Demonstrators carry around a mock coffin as they protest for justice in connection with the assassination of late President Jovenel Moise in Port-au-Prince, Haiti, Monday, Feb. 7, 2022. Monday marked not only seven months since Moïse was slain at his private residence but also the end of his term, with opponents demanding that Prime Minister Ariel Henry step down, arguing that his administration is unconstitutional. (AP Photo/Odelyn Joseph)

Les gangs armés « ont reçu l’ordre de se calmer », explique Marie Rosy Auguste Ducéna. Parce que « les sanctions ont visé des personnalités dont la majorité entretiennent des liens avec des bandits armés ». Et puis il y a probablement aussi « la peur de ceux qui n’ont pas encore été touchés par ces sanctions mais qui risquent de l’être qui a décidé certains d’entre eux de ralentir leurs relations avec des gangs.
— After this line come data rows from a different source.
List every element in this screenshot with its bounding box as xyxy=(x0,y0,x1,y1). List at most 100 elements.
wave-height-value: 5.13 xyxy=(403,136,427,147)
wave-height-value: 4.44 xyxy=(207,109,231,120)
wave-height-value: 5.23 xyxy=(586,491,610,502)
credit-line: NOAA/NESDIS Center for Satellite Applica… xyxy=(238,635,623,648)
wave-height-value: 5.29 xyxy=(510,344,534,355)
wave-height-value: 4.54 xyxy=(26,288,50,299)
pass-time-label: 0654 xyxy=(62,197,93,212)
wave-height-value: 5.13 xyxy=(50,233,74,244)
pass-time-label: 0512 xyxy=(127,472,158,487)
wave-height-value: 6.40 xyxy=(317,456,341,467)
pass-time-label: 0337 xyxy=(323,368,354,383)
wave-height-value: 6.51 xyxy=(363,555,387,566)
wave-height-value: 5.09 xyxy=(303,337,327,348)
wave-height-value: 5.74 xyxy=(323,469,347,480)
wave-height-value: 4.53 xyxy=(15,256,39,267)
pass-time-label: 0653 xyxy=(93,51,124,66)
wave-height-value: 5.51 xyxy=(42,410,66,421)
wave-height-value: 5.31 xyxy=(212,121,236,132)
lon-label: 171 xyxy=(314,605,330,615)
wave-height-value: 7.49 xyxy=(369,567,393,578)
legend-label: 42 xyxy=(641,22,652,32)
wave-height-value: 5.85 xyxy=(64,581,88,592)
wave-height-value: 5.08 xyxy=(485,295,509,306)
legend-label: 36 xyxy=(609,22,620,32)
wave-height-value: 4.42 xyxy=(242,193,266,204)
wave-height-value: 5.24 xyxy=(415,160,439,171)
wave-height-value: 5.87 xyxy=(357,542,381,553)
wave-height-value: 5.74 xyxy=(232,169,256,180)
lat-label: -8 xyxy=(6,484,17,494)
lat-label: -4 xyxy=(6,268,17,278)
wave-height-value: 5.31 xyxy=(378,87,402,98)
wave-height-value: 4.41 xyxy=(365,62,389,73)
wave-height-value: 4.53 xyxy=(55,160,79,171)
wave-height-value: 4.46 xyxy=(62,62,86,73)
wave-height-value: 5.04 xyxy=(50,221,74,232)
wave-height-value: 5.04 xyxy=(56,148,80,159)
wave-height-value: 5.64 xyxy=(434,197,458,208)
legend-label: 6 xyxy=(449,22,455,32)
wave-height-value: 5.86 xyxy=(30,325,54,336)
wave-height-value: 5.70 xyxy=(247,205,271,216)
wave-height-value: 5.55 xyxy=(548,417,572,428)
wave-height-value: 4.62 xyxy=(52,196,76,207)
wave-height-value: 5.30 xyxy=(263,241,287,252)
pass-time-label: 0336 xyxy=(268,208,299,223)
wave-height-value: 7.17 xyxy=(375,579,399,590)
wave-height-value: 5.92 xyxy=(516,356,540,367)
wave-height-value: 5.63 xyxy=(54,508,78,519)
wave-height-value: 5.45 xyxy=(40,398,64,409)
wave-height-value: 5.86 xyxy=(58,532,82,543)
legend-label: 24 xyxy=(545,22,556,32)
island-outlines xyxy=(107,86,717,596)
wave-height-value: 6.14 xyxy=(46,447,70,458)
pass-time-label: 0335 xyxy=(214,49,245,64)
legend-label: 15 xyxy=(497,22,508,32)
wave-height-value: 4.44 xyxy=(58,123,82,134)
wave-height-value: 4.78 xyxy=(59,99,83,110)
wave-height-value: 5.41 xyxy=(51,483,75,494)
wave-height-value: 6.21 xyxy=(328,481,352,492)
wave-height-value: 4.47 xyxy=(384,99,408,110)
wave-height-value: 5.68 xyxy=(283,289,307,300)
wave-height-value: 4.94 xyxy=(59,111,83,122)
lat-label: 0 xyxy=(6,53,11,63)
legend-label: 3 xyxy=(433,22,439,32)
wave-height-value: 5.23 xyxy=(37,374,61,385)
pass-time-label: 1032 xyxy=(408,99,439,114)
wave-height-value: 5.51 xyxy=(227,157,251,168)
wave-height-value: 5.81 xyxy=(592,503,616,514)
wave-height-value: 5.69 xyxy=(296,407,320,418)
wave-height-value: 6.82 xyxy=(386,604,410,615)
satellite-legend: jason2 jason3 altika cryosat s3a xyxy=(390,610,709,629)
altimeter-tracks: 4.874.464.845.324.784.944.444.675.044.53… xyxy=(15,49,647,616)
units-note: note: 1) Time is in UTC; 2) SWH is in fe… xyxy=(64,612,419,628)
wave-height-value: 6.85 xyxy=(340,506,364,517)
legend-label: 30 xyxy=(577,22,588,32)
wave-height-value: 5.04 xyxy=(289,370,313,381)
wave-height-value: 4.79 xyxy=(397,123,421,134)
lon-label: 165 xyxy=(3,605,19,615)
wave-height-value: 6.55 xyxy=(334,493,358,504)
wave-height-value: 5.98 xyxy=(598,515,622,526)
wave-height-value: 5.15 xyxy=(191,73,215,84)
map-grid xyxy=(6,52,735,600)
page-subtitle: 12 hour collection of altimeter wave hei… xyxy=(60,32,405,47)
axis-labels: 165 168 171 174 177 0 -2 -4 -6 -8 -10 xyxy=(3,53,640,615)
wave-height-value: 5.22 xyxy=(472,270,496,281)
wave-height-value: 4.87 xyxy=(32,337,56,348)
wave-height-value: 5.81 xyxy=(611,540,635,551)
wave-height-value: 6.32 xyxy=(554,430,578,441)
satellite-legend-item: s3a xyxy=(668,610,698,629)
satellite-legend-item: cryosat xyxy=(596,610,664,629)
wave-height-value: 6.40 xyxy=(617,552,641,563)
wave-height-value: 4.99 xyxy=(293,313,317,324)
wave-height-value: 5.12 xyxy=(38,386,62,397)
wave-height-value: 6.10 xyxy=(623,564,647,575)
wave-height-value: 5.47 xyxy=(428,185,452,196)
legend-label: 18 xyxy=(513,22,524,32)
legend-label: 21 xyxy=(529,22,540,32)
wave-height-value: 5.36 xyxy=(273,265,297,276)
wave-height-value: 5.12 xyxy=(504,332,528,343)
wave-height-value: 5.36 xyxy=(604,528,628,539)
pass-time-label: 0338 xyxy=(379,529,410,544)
C’est l’impression que nous avons ».

Marc Alain Boucicault est le fondateur de Banj, un espace de coworking à Port-au-Prince qui a pour but de faire émerger de nouvelles idées économiques et sociales pour la jeunesse haïtienne. Pour cet économiste, les sanctions contre les membres de l’élite d’Haïti forcent la jeune génération de se chercher de « nouveaux modèles » : « Je pense qu’aujourd’hui nous sommes à un carrefour. On se regarde et on se dit qu’on en a marre de vivre dans un pays qui n’est pas dirigé. Je suis certain que plus de jeunes vont s’engager en politique, réellement dédiés au futur de ce pays, économiquement, politiquement et socialement. Ces gens sont là ! Ils existent déjà. Et d’autres jeunes vont apparaître avec de nouvelles propositions pour trouver des choses qui marchent ».

Vers des élections en 2023 ?

Lundi prochain, le 9 janvier, le mandat des dix derniers sénateurs encore en poste en Haïti touchera à sa fin. Au niveau national comme au niveau départemental et local, le pays n’aura alors plus aucun élu. Comme au début de l’année dernière, Ariel Henry a promis en ce 1er janvier 2023 l’organisation d’élections. Mais le Premier ministre en convient : ces scrutins ne seront pas possibles sans amélioration notable de la situation sécuritaire.